// frequently asked questions
Common questions about Cron Builder
How do I write a cron expression that runs every Monday at 9 AM?
0 9 * * 1 — field order is minute, hour, day-of-month, month, day-of-week. Day-of-week 1 = Monday. This tool shows a plain-English preview ("Every Monday at 09:00") and lists the next 10 scheduled fire times so you can confirm the interval before deploying.
How is this different from crontab.guru?
crontab.guru shows you whether your expression is syntactically valid and a plain-English description of the schedule. This tool additionally shows the next 10 actual fire times as ISO timestamps — useful when you need to verify the exact execution window relative to a deadline or maintenance window. crontab.guru has no equivalent for previewing the next N executions.

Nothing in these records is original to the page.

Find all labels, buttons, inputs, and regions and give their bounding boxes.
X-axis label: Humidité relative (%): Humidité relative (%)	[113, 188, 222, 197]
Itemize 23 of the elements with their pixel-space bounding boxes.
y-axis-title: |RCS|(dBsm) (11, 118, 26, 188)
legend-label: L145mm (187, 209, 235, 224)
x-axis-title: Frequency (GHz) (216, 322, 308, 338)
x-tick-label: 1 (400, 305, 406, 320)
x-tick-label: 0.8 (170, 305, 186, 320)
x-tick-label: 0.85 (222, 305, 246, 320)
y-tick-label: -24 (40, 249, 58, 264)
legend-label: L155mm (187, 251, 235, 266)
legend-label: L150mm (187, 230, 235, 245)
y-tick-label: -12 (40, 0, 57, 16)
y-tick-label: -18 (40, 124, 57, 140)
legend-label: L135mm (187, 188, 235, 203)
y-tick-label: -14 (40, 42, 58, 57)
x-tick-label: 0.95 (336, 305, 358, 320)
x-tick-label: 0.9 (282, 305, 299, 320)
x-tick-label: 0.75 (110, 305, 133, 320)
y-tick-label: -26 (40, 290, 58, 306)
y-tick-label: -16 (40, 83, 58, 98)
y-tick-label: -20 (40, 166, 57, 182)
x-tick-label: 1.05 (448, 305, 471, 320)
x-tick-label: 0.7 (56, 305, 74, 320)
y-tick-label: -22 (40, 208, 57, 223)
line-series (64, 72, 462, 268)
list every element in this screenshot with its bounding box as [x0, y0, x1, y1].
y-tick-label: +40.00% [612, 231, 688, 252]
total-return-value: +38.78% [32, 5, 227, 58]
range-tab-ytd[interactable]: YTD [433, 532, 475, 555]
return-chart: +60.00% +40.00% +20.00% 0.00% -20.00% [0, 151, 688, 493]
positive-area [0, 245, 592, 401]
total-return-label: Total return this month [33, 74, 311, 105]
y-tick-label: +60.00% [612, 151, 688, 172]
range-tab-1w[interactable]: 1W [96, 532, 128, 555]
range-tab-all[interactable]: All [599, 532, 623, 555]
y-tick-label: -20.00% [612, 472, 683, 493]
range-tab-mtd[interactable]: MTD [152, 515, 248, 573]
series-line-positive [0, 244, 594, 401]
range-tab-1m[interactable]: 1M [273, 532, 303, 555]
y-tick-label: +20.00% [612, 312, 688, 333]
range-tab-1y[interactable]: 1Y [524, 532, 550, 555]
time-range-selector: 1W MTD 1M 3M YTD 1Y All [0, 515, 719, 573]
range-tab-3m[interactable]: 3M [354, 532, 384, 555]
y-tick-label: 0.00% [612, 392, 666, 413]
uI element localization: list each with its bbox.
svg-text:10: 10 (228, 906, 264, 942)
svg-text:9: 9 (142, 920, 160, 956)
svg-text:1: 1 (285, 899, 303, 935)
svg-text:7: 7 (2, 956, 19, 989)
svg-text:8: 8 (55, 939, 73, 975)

What cron format does this support?
Standard 5-field POSIX cron (minute, hour, day-of-month, month, day-of-week). The @reboot, @daily, @hourly shorthand aliases are also supported. Quartz scheduler's 6-field format (with seconds) is not supported — this tool targets Unix crontabs, Kubernetes CronJobs, GitHub Actions schedules, and similar POSIX-compliant runtimes.
What timezone does "next 10 run times" use?
Your local browser timezone by default, with an option to switch to UTC. Cron expressions are timezone-agnostic by design — the tool applies your selected timezone to the computed timestamps.
Can I use this to write cron expressions for GitHub Actions?
Yes. GitHub Actions uses standard 5-field cron in UTC. Set the tool timezone to UTC before checking your next-run preview to see what the scheduler will actually execute. Note that GitHub Actions schedules can drift by up to 15 minutes under load.
Is there a reference for common cron patterns?
Below the builder is a reference table of frequently used patterns: every minute (* * * * *), every hour on the hour (0 * * * *), every day at midnight (0 0 * * *), weekdays at 9 AM (0 9 * * 1-5), first day of month (0 0 1 * *), every 15 minutes (*/15 * * * *).
What cron schedules work well for AI agent automation?
Three patterns cover most AI automation use cases. A pre-workday warmup (0 6 * * 1-5) runs a context-gathering agent before business hours start — pulling new data, summarising overnight changes, staging inputs — so the first interactive session begins with a prepared state rather than a blank slate. A staggered intra-day cycle (0 9,13,17 * * 1-5) fires agents at natural working-hours windows — useful when the agent's output depends on external services that are most responsive during business hours. A nightly checkpoint (0 22 * * *) records end-of-day state so future runs can diff against a known baseline rather than reconstructing it. For lightweight polling or health checks, */10 * * * * (every 10 minutes) balances detection speed against API call volume.